What will scare them though is logging in for the first time and realizing how little the “events” you built for them can actually do. Where is the list of people attending? How do they limit the number of participants? How do they send out email notifications? How do people sign up for recurring events? That scope compromise you made to get it within their budget? They won’t be happy with it later, and you’ll have to explain that you sold them a suboptimal solution because it was all that they could afford.

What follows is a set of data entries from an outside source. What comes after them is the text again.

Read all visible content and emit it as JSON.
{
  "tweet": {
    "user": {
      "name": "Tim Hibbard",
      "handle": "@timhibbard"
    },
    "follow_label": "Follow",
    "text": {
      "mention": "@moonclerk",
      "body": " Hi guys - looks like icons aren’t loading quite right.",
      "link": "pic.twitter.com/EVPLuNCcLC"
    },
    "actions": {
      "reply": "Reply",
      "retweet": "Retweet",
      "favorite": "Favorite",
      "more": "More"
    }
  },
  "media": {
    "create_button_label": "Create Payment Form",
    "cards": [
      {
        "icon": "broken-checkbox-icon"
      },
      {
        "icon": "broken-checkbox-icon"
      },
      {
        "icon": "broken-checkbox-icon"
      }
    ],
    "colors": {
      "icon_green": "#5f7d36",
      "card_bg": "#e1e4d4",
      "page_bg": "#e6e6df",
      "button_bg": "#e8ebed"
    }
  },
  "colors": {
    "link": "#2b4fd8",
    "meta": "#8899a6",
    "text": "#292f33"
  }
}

Another hypothetical: the client can’t afford the features they want. But wait! You can skirt this problem by shuffling some of the site’s features into a “phase two”, which will save the client money up front and hopefully land you more business in the future. Everyone wins, right? Be careful though. If a feature is important to a client, especially if it’s on their old site, it’s likely that they won’t understand the implications of your “phase two” plan and will want the feature anyway. By splitting critical features into “do now” and “do later”, you’re risking a breakdown of client relations and the possibility of needing to do some out-of-scope work to keep them happy. “Phase two” is certainly useful given the right circumstances, particularly when the features being pushed back are not critical to the site’s short term success. What you want to avoid are mismatched expectations, and that requires clear communication with the client.
So you have a scope completed. You’ve taken care to balance their budget against their needs. Should you send it over via an email and hope to get the sale? Let me tell you a not-so-secret secret: client’s don’t read scopes. And if they do read them, they don’t understand them. Writing scopes that a client can understand is an under-appreciated art form, especially if your client is a small business owner who doesn’t have time to update their site. If you’re working in WordPress, you might scope based on templates. That’s one way to think about the makeup of a custom WordPress theme, but a client has no idea what that means. Maybe you organize your scope by pages, or features, or in any number of ways. How well that works for organizing the scope for your consumption isn’t going to matter if the client doesn’t read or understand it.
As a general rule of thumb, always walk a client through the scope in person whenever possible. You will want to be there to answer questions and get a sense of how comfortable they are with it. If you can’t be there in person, try for a video call. A lot of communication is nonverbal, and phone calls or emails rob you of that key visual information.
If the client has an existing site, they will probably assume that every feature it had is carried over. If that’s not true, now is the time to make sure they understand what they’re losing and why. It’s usually a good idea to tell the client what they’re not getting, as much as what they are. It’s better to have that conversation now rather than down the road when they’re reviewing your work before you launch.
In my experience, folks who take on client work–freelance or otherwise–love to vent about clients without considering whether they are partially to blame. When a project goes south, empathizing with your clients is critical before you start assigning blame. Clients have a million things to worry about besides the website or marketing campaign. That’s why they hired you. One of the most valuable services you can offer is peace of mind. If you communicate early and often with clients, and are incredibly clear with them throughout the process, they’re much more likely to be happy with the outcome, and come back to you with more work in the future.